On Wed Aug 16 02:00:17 2023 +0000, Henri Verbeet wrote:
Making caches local to the thread has the potential for some thorny
edge cases where one thread creates more than it frees, and another does the opposite (on copied descriptors), so its cache grows until the system is out of memory. Right, thread local caches would need occasional rebalancing against a global cache. The nice thing about them is that they're essentially wait-free though, and even with such worst case behaviour you'd have less contention than with just the global cache. In principle we could actually get per-CPU caches on Linux using RSEQs (restartable sequences), but unfortunately I'm not aware of any equivalent Win32 mechanism.

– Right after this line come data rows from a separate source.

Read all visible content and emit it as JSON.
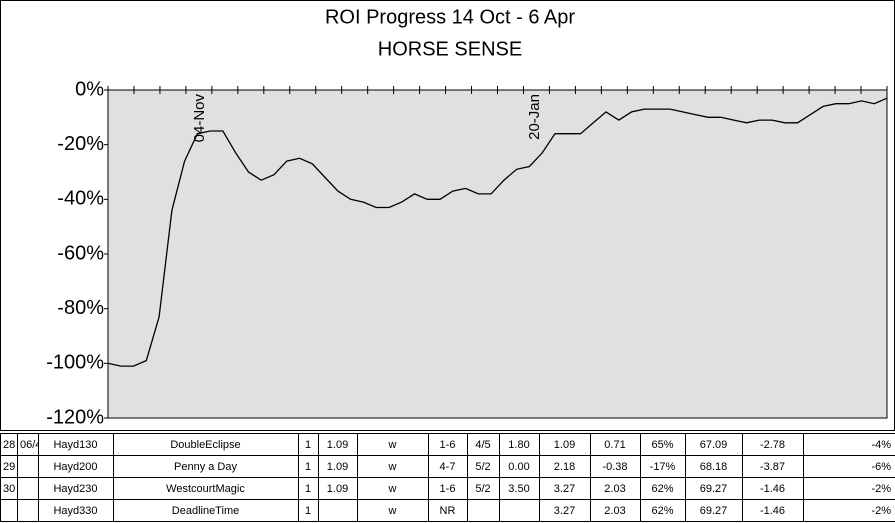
{
  "chart_data": {
    "type": "line",
    "title": "ROI Progress  14 Oct - 6 Apr",
    "subtitle": "HORSE SENSE",
    "annotations": [
      "04-Nov",
      "20-Jan"
    ],
    "color": "#000000",
    "background": "#e0e0e0",
    "values": [
      -100,
      -101,
      -101,
      -99,
      -83,
      -44,
      -26,
      -16,
      -15,
      -15,
      -23,
      -30,
      -33,
      -31,
      -26,
      -25,
      -27,
      -32,
      -37,
      -40,
      -41,
      -43,
      -43,
      -41,
      -38,
      -40,
      -40,
      -37,
      -36,
      -38,
      -38,
      -33,
      -29,
      -28,
      -23,
      -16,
      -16,
      -16,
      -12,
      -8,
      -11,
      -8,
      -7,
      -7,
      -7,
      -8,
      -9,
      -10,
      -10,
      -11,
      -12,
      -11,
      -11,
      -12,
      -12,
      -9,
      -6,
      -5,
      -5,
      -4,
      -5,
      -3
    ],
    "ylim": [
      -120,
      0
    ],
    "yticks": [
      {
        "value": -120,
        "label": "-120%"
      },
      {
        "value": -100,
        "label": "-100%"
      },
      {
        "value": -80,
        "label": "-80%"
      },
      {
        "value": -60,
        "label": "-60%"
      },
      {
        "value": -40,
        "label": "-40%"
      },
      {
        "value": -20,
        "label": "-20%"
      },
      {
        "value": 0,
        "label": "0%"
      }
    ]
  },
  "table": {
    "rows": [
      [
        "28",
        "06/4",
        "Hayd130",
        "DoubleEclipse",
        "1",
        "1.09",
        "w",
        "1-6",
        "4/5",
        "1.80",
        "1.09",
        "0.71",
        "65%",
        "67.09",
        "-2.78",
        "-4%"
      ],
      [
        "29",
        null,
        "Hayd200",
        "Penny a Day",
        "1",
        "1.09",
        "w",
        "4-7",
        "5/2",
        "0.00",
        "2.18",
        "-0.38",
        "-17%",
        "68.18",
        "-3.87",
        "-6%"
      ],
      [
        "30",
        null,
        "Hayd230",
        "WestcourtMagic",
        "1",
        "1.09",
        "w",
        "1-6",
        "5/2",
        "3.50",
        "3.27",
        "2.03",
        "62%",
        "69.27",
        "-1.46",
        "-2%"
      ],
      [
        null,
        null,
        "Hayd330",
        "DeadlineTime",
        "1",
        null,
        "w",
        "NR",
        null,
        null,
        "3.27",
        "2.03",
        "62%",
        "69.27",
        "-1.46",
        "-2%"
      ]
    ]
  }
}
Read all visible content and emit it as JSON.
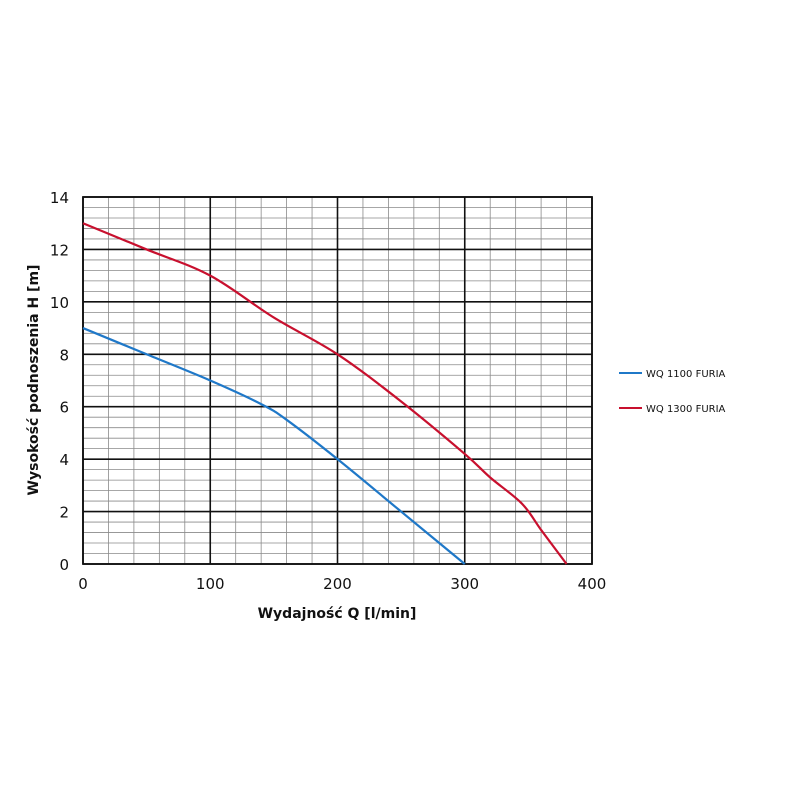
{
  "chart_data": {
    "type": "line",
    "xlabel": "Wydajność Q [l/min]",
    "ylabel": "Wysokość podnoszenia H [m]",
    "xlim": [
      0,
      400
    ],
    "ylim": [
      0,
      14
    ],
    "x_ticks": [
      0,
      100,
      200,
      300,
      400
    ],
    "y_ticks": [
      0,
      2,
      4,
      6,
      8,
      10,
      12,
      14
    ],
    "grid": true,
    "legend_position": "right",
    "series": [
      {
        "name": "WQ 1100 FURIA",
        "color": "#1f78c8",
        "points": [
          [
            0,
            9
          ],
          [
            50,
            8
          ],
          [
            100,
            7
          ],
          [
            140,
            6.1
          ],
          [
            160,
            5.5
          ],
          [
            200,
            4
          ],
          [
            250,
            2
          ],
          [
            300,
            0
          ]
        ]
      },
      {
        "name": "WQ 1300 FURIA",
        "color": "#c8102e",
        "points": [
          [
            0,
            13
          ],
          [
            50,
            12
          ],
          [
            100,
            11
          ],
          [
            150,
            9.4
          ],
          [
            200,
            8
          ],
          [
            250,
            6.2
          ],
          [
            300,
            4.2
          ],
          [
            320,
            3.3
          ],
          [
            345,
            2.3
          ],
          [
            360,
            1.3
          ],
          [
            380,
            0
          ]
        ]
      }
    ]
  }
}
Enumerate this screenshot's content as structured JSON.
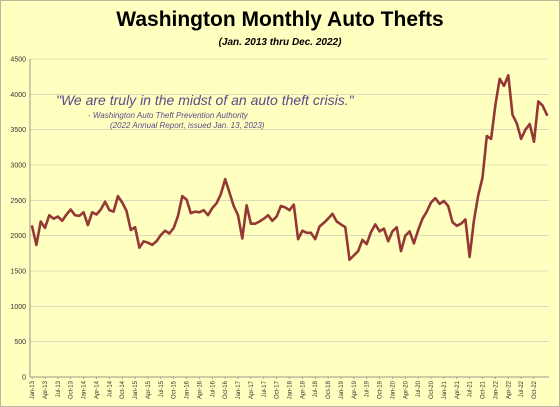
{
  "chart_data": {
    "type": "line",
    "title": "Washington Monthly Auto Thefts",
    "subtitle": "(Jan. 2013 thru Dec. 2022)",
    "annotation": {
      "quote": "\"We are truly in the midst of an auto theft crisis.\"",
      "attribution": "- Washington Auto Theft Prevention Authority",
      "source": "(2022 Annual Report, issued Jan. 13, 2023)"
    },
    "xlabel": "",
    "ylabel": "",
    "ylim": [
      0,
      4500
    ],
    "yticks": [
      0,
      500,
      1000,
      1500,
      2000,
      2500,
      3000,
      3500,
      4000,
      4500
    ],
    "grid": true,
    "line_color": "#953735",
    "x_tick_labels": [
      "Jan-13",
      "Apr-13",
      "Jul-13",
      "Oct-13",
      "Jan-14",
      "Apr-14",
      "Jul-14",
      "Oct-14",
      "Jan-15",
      "Apr-15",
      "Jul-15",
      "Oct-15",
      "Jan-16",
      "Apr-16",
      "Jul-16",
      "Oct-16",
      "Jan-17",
      "Apr-17",
      "Jul-17",
      "Oct-17",
      "Jan-18",
      "Apr-18",
      "Jul-18",
      "Oct-18",
      "Jan-19",
      "Apr-19",
      "Jul-19",
      "Oct-19",
      "Jan-20",
      "Apr-20",
      "Jul-20",
      "Oct-20",
      "Jan-21",
      "Apr-21",
      "Jul-21",
      "Oct-21",
      "Jan-22",
      "Apr-22",
      "Jul-22",
      "Oct-22"
    ],
    "values": [
      2130,
      1870,
      2200,
      2110,
      2290,
      2240,
      2270,
      2210,
      2300,
      2370,
      2290,
      2280,
      2330,
      2150,
      2330,
      2300,
      2370,
      2480,
      2360,
      2340,
      2560,
      2470,
      2350,
      2080,
      2120,
      1830,
      1920,
      1900,
      1870,
      1920,
      2010,
      2070,
      2030,
      2110,
      2280,
      2560,
      2510,
      2320,
      2340,
      2330,
      2360,
      2290,
      2390,
      2460,
      2590,
      2800,
      2610,
      2420,
      2290,
      1960,
      2430,
      2170,
      2170,
      2200,
      2240,
      2290,
      2210,
      2270,
      2420,
      2400,
      2360,
      2440,
      1950,
      2070,
      2040,
      2040,
      1950,
      2130,
      2180,
      2240,
      2310,
      2200,
      2160,
      2120,
      1660,
      1720,
      1780,
      1940,
      1880,
      2050,
      2160,
      2060,
      2100,
      1920,
      2060,
      2120,
      1780,
      2000,
      2060,
      1890,
      2080,
      2240,
      2340,
      2470,
      2530,
      2450,
      2490,
      2420,
      2190,
      2140,
      2170,
      2230,
      1700,
      2210,
      2570,
      2820,
      3410,
      3370,
      3850,
      4220,
      4120,
      4270,
      3710,
      3590,
      3370,
      3500,
      3580,
      3330,
      3900,
      3840,
      3710
    ]
  }
}
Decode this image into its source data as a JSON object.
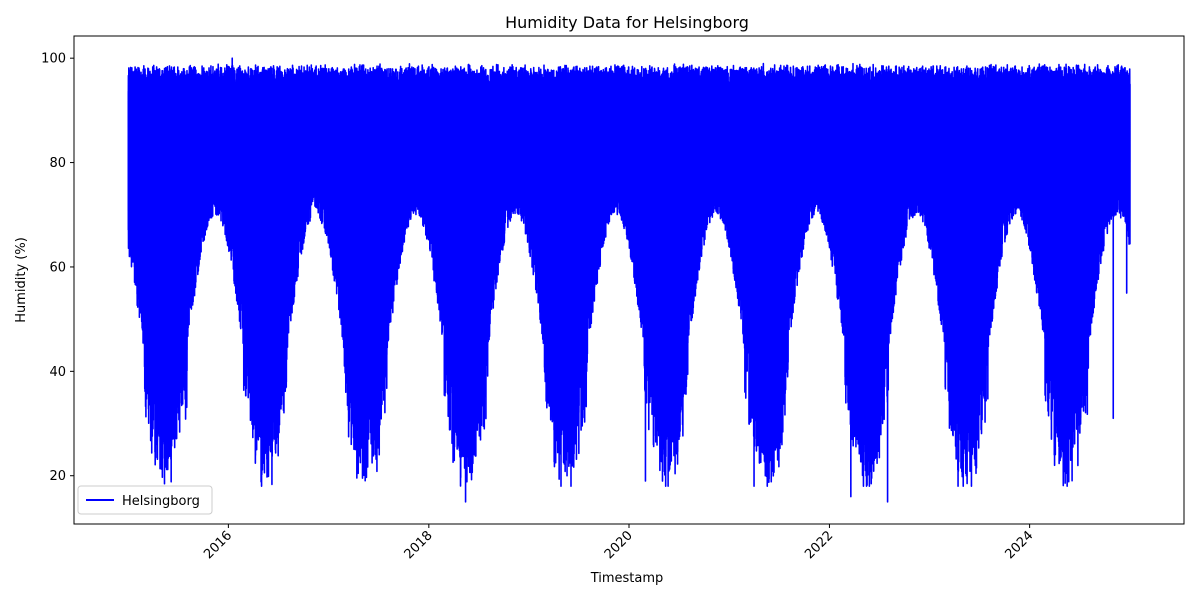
{
  "chart_data": {
    "type": "line",
    "title": "Humidity Data for Helsingborg",
    "xlabel": "Timestamp",
    "ylabel": "Humidity (%)",
    "x_range": [
      "2014-06-17",
      "2025-07-17"
    ],
    "ylim": [
      10.75,
      104.25
    ],
    "x_ticks": [
      {
        "date": "2016-01-01",
        "label": "2016"
      },
      {
        "date": "2018-01-01",
        "label": "2018"
      },
      {
        "date": "2020-01-01",
        "label": "2020"
      },
      {
        "date": "2022-01-01",
        "label": "2022"
      },
      {
        "date": "2024-01-01",
        "label": "2024"
      }
    ],
    "y_ticks": [
      20,
      40,
      60,
      80,
      100
    ],
    "grid": false,
    "legend_position": "lower-left",
    "series": [
      {
        "name": "Helsingborg",
        "color": "#0000ff",
        "data_start": "2015-01-01",
        "data_end": "2025-01-01",
        "humid_season_range": [
          70,
          99
        ],
        "dry_season_range": [
          15,
          99
        ],
        "minimum": 15,
        "maximum": 100,
        "sample_points": [
          {
            "date": "2015-01-05",
            "y": 62
          },
          {
            "date": "2015-01-20",
            "y": 97
          },
          {
            "date": "2015-03-01",
            "y": 45
          },
          {
            "date": "2015-04-01",
            "y": 29
          },
          {
            "date": "2016-01-15",
            "y": 100
          },
          {
            "date": "2016-05-01",
            "y": 18
          },
          {
            "date": "2017-04-15",
            "y": 22
          },
          {
            "date": "2018-05-15",
            "y": 15
          },
          {
            "date": "2019-05-20",
            "y": 20
          },
          {
            "date": "2020-03-01",
            "y": 19
          },
          {
            "date": "2021-04-01",
            "y": 18
          },
          {
            "date": "2022-03-20",
            "y": 16
          },
          {
            "date": "2022-08-01",
            "y": 15
          },
          {
            "date": "2023-04-15",
            "y": 18
          },
          {
            "date": "2024-04-01",
            "y": 22
          },
          {
            "date": "2024-11-01",
            "y": 31
          },
          {
            "date": "2024-12-20",
            "y": 55
          },
          {
            "date": "2025-01-01",
            "y": 95
          }
        ]
      }
    ]
  }
}
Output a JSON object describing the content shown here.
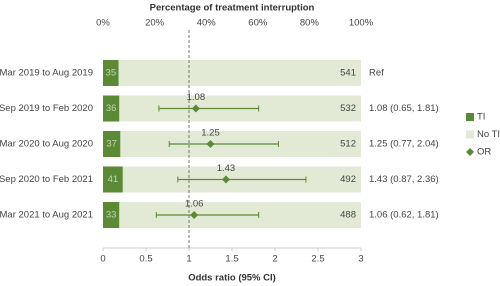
{
  "chart_data": {
    "type": "forest",
    "categories": [
      "Mar 2019 to Aug 2019",
      "Sep 2019 to Feb 2020",
      "Mar 2020 to Aug 2020",
      "Sep 2020 to Feb 2021",
      "Mar 2021 to Aug 2021"
    ],
    "series": [
      {
        "name": "TI",
        "color": "#5b8a36",
        "values": [
          35,
          36,
          37,
          41,
          33
        ]
      },
      {
        "name": "No TI",
        "color": "#e2ead6",
        "values": [
          541,
          532,
          512,
          492,
          488
        ]
      },
      {
        "name": "OR",
        "color": "#5b8a36",
        "values": [
          null,
          1.08,
          1.25,
          1.43,
          1.06
        ],
        "ci_low": [
          null,
          0.65,
          0.77,
          0.87,
          0.62
        ],
        "ci_high": [
          null,
          1.81,
          2.04,
          2.36,
          1.81
        ]
      }
    ],
    "stacked_percent": true,
    "x2label": "Percentage of treatment interruption",
    "x2lim": [
      0,
      100
    ],
    "x2ticks": [
      {
        "value": 0,
        "label": "0%"
      },
      {
        "value": 20,
        "label": "20%"
      },
      {
        "value": 40,
        "label": "40%"
      },
      {
        "value": 60,
        "label": "60%"
      },
      {
        "value": 80,
        "label": "80%"
      },
      {
        "value": 100,
        "label": "100%"
      }
    ],
    "xlabel": "Odds ratio (95% CI)",
    "xlim": [
      0,
      3
    ],
    "xticks": [
      0,
      0.5,
      1,
      1.5,
      2,
      2.5,
      3
    ],
    "reference_line": 1,
    "result_labels": [
      "Ref",
      "1.08 (0.65, 1.81)",
      "1.25 (0.77, 2.04)",
      "1.43 (0.87, 2.36)",
      "1.06 (0.62, 1.81)"
    ],
    "legend": "right"
  }
}
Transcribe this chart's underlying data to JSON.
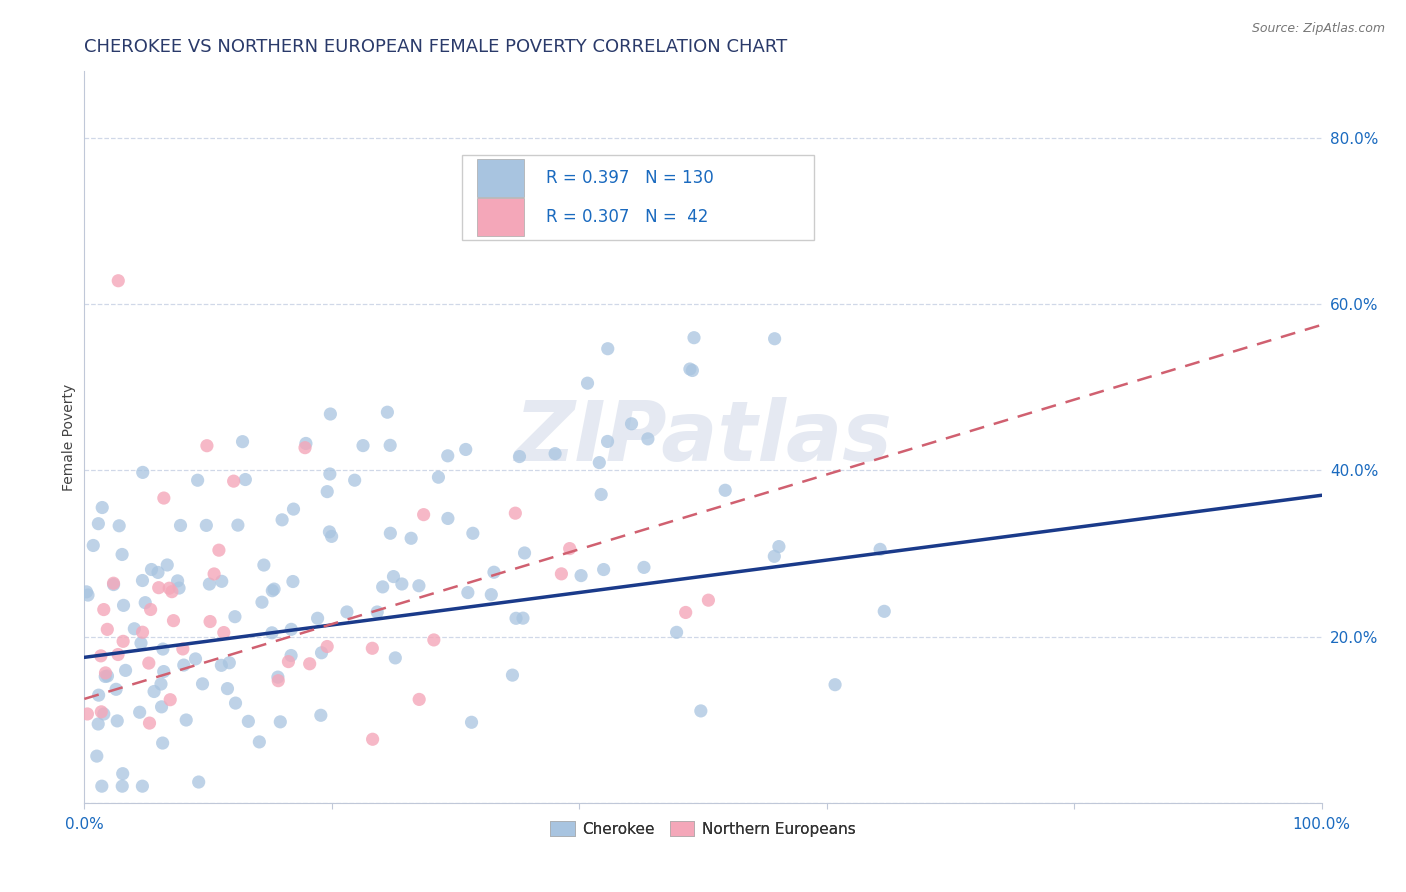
{
  "title": "CHEROKEE VS NORTHERN EUROPEAN FEMALE POVERTY CORRELATION CHART",
  "source": "Source: ZipAtlas.com",
  "ylabel": "Female Poverty",
  "xlim": [
    0.0,
    1.0
  ],
  "ylim": [
    0.0,
    0.88
  ],
  "cherokee_color": "#a8c4e0",
  "northern_color": "#f4a7b9",
  "cherokee_line_color": "#1a3a8a",
  "northern_line_color": "#d06070",
  "cherokee_R": 0.397,
  "cherokee_N": 130,
  "northern_R": 0.307,
  "northern_N": 42,
  "background_color": "#ffffff",
  "grid_color": "#d0d8e8",
  "watermark_text": "ZIPatlas",
  "legend_R_color": "#1a6abf",
  "title_color": "#2a3a6a",
  "cherokee_seed": 101,
  "northern_seed": 55,
  "tick_color": "#1a6abf"
}
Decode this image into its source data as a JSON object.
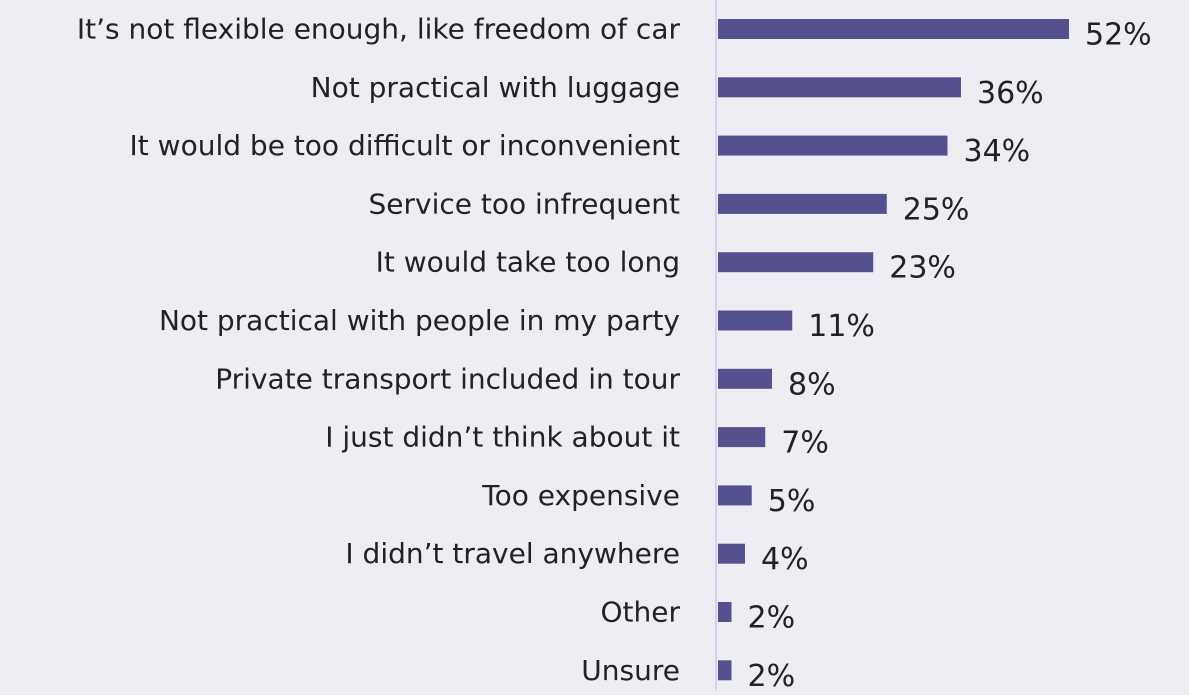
{
  "chart_data": {
    "type": "bar",
    "orientation": "horizontal",
    "categories": [
      "It’s not flexible enough, like freedom of car",
      "Not practical with luggage",
      "It would be too difficult or inconvenient",
      "Service too infrequent",
      "It would take too long",
      "Not practical with people in my party",
      "Private transport included in tour",
      "I just didn’t think about it",
      "Too expensive",
      "I didn’t travel anywhere",
      "Other",
      "Unsure"
    ],
    "values": [
      52,
      36,
      34,
      25,
      23,
      11,
      8,
      7,
      5,
      4,
      2,
      2
    ],
    "data_labels": [
      "52%",
      "36%",
      "34%",
      "25%",
      "23%",
      "11%",
      "8%",
      "7%",
      "5%",
      "4%",
      "2%",
      "2%"
    ],
    "unit": "%",
    "title": "",
    "xlabel": "",
    "ylabel": "",
    "grid": false,
    "legend": "none"
  },
  "colors": {
    "background": "#efedf4",
    "bar": "#55518f",
    "axis": "#d2c4e8",
    "text": "#222222"
  }
}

The new implementation is much simpler than the 128-bit CAS version
and has about the same performance. It's somewhat similar to the old mutex array scheme. Yeah, conceptually I like this much better. (And fwiw, that's a fairly standard scheme usually referred to as mutex/lock striping.) This does still have quite a number of atomic operations in the hot path though.
Unfortunately C doesn't (as far as I know) offer a portable way to
query the cache line size at compilation time ([as C++17 does](https://en.cppreference.com/w/cpp/thread/hardware_destructive_interference_s...)). [Experimenting a little bit with the compiler explorer](https://godbolt.org/z/fEe4rK74s) it seems that most architectures are either 32 or 64 bytes, with PowerPC being 128 bytes and ARM64 possibly even 265 bytes. Given that we mostly care about Intel and ARM, I guess that we can just settle for 64, but 256 for ARM64. Recent gcc versions have __GCC_DESTRUCTIVE_SIZE. That's not portable of course, but we could easily do something along the lines of
#ifdef __GCC_DESTRUCTIVE_SIZE # define VKD3D_DESTRUCTIVE_SIZE __GCC_DESTRUCTIVE_SIZE #elif ... # define VKD3D_DESTRUCTIVE_SIZE ... #else # define VKD3D_DESTRUCTIVE_SIZE 64 #endif
Spinning is the big performance killer. That seems to be the case for mutexes too because entry uses spinlocking. I see no measurable performance gain from a 64-byte alignment, but there is always the chance of gains on other hardware. FWIW the old 128-bit CAS implementation was only very slightly slower than this despite using a single atomic value.